Lithographic Microneedle-Motors from Multimodal Microfluidics for Cargo Delivery

Micromotors have led to an unprecedented revolution in the field of cargo delivery. Attempts in this area trend toward enriching their structures and improving their functions to promote their further applications. Herein, novel microneedle-motors (MNMs) for active drug delivery through a flexible multimodal microfluidic lithographic approach are presented. The multimodal microfluidics is composed of a co-flow geometry-derived droplet fluid and an active cargo mixed laminar flow in a triangular microchannel. The MNMs with sharp tips and spherical fuel-loading cavities are obtained continuously from microfluidics with the assistance of flow lithography. The structural parameters of the MNMs could be precisely tailored by simply choosing the flow speed or the shape of the photomask.

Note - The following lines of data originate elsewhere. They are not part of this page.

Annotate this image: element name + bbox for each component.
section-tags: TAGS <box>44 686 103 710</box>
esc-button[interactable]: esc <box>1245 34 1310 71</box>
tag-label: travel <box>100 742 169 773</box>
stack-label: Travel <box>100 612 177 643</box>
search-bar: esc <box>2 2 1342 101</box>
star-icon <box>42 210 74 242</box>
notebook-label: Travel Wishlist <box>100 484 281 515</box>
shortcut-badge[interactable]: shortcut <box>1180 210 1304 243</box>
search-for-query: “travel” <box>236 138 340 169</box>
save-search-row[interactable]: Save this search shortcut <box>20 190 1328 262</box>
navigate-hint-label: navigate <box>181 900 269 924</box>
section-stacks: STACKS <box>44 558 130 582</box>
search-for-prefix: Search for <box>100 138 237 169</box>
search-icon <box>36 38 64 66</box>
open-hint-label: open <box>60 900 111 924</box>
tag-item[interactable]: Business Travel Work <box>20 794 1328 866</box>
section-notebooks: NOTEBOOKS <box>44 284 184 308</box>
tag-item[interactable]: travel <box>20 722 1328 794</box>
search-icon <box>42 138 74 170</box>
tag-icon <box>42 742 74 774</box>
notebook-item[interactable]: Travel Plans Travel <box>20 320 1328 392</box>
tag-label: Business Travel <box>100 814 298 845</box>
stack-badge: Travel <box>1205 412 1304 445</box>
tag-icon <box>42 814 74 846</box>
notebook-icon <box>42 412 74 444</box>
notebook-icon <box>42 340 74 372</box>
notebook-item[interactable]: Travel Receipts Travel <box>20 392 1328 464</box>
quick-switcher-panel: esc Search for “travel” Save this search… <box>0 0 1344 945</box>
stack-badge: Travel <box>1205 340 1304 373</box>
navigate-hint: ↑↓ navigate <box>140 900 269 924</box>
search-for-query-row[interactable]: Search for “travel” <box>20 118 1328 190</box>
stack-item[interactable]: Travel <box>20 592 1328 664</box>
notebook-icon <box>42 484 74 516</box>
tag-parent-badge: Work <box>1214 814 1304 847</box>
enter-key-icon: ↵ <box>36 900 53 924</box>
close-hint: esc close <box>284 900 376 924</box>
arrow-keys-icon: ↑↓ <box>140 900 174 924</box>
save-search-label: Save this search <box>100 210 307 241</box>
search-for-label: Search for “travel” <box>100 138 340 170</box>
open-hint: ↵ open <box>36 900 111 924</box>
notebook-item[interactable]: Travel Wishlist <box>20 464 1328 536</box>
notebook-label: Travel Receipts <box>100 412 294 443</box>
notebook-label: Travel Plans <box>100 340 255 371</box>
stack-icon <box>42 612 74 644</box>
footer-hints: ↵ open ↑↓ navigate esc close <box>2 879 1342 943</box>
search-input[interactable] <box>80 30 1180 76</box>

As the actives are mixed into the phase solution during the generation, the resultant MNMs are loaded with cargoes for direct applications without any extra complex operation. Based on these features, it is demonstrated that with sharp tips and autonomous movement, the MNMs can efficiently penetrate the tissue-like substrates, indicating the potential in overcoming physiological barriers for cargo release. These results indicate that the proposed multimodal microfluidic lithographic MNMs are valuable for practical active cargo delivery in biomedical and other relative areas.

Automated summary

Microneedle-motors (MNMs) for active drug delivery are developed using a flexible multimodal microfluidic lithographic approach. The MNMs, with sharp tips and spherical fuel-loading cavities, are continuously obtained from microfluidics with the assistance of flow lithography. The structural parameters of the MNMs can be precisely tailored by adjusting the flow speed or the shape of the photomask. These MNMs demonstrate efficient penetration of tissue-like substrates, indicating their potential in overcoming physiological barriers for cargo release. These findings highlight the value of multimodal microfluidic lithographic MNMs in biomedical and other relevant areas.